Some Pointers for Your Literary Analysis Essay

Depending on your course or school curriculum, you may be tasked to do a literary analysis essay.  This assignment requires you to analyze a piece of literature that may have already been assigned in class or something of your choosing. Unlike the usual essays where viewpoints can be easily researched and understood, this requires quite a bit of analytical effort on your end.

So read on to learn about tips to help you create a literary analysis essay.

  1. If given a prompt, choose the prompt you like

Most teachers today assign their class a series of question prompts about the literature pieces they are to analyze. One reason is to ensure the question is challenging.  The second is to make checking easier since the teacher probably has an idea of the answer.

If given such a choice, it is always wise to pick the prompt you like the most.  Since literary analysis requires you to read and reread the text, it is best to select the one you want to go over again.

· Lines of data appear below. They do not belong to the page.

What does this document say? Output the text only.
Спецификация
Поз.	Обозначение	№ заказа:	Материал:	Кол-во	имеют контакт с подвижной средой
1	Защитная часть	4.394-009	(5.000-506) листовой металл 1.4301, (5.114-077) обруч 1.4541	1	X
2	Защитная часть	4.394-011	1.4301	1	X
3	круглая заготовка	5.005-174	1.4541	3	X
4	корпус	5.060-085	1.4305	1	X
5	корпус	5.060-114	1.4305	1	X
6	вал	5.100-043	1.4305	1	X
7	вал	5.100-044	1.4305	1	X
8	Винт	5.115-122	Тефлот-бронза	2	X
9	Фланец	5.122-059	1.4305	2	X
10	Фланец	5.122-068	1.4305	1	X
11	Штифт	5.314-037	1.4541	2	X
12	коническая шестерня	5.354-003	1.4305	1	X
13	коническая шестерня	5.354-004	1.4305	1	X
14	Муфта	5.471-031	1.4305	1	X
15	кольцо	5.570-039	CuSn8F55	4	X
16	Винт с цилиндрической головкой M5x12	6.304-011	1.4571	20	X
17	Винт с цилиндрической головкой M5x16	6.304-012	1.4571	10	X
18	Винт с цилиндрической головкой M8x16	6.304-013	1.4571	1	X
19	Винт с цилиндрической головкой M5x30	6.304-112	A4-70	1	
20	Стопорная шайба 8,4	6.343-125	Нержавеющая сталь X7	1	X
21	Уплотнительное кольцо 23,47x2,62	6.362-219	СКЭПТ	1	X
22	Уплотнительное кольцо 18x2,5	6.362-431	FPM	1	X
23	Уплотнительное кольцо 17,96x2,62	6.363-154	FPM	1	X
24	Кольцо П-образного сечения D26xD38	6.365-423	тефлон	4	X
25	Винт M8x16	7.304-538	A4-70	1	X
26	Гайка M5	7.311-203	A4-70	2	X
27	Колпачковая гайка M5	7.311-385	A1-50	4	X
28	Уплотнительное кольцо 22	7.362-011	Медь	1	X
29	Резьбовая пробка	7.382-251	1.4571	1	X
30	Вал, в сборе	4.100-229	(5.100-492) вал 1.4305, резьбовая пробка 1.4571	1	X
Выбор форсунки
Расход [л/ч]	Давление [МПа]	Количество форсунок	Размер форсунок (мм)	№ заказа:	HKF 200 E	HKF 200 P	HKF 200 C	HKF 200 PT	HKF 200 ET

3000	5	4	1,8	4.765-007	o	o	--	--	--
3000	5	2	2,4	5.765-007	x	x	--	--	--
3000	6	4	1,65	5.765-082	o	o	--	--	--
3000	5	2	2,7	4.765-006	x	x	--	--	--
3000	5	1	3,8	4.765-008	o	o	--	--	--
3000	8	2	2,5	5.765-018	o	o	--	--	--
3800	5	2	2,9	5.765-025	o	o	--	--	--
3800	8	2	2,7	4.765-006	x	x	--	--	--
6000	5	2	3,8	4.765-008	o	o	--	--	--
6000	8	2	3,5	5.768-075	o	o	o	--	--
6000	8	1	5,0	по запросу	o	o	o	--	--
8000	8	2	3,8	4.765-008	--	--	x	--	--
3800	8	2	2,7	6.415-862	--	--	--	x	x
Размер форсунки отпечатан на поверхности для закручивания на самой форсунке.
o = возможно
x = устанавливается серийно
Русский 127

  1. If not prompt is given, then ask a lot of questions

Now, if no prompts are assigned, it means it is up to you to figure out what is a good part to analyze.  This could be the plot, the setting, the characters, or any subtle or overt themes.  You will need to read the text again and search for interesting areas, confusing sections, particular patterns, strange contradictions, or clear character flaws.

  1. Gather the evidence

Once you know what to analyze, it is time to obtain evidence from the literary text.  So if you are analyzing character flaws, for example, it would be best to go over the book, chapter by chapter, and note the key flaws per main character. You should write down the details along with the page number for quick reference.

  1. Create your thesis statement

Once evidence has been gathered and you have a clear idea of what you are looking at, it is time to make your thesis statement. The whole analysis of your essay will revolve around supporting your thought. The thesis statement should be to the point so that both you and your reader will understand what you are aiming for.

Good thesis: Although Mr. Jones comes across as a very weak and unsociable character at the start, it is his love for the neighborhood children that ultimately transforms him into a better person, not his infatuation for Ms. Cross.

Bad thesis: Mr. Jones became a more loving person because of his various experiences.

  1. Write

Similar to other essays, you will have an Intro, Body, and Conclusion.  Your Intro should include your thesis statement, so your reader knows what you plan on “proving.”  The Body is dedicated to supporting your thesis.  Depending on your topic, you can compare and contrast per paragraph, or you can start with your side first and then make mention of the other side.  In the Conclusion, be sure to tie it all up while emphasizing your position.


The literary analysis essay takes quite a bit more work than the usual essays, but it can be done.  Consider the pointers above to ensure a good result for your literary analysis.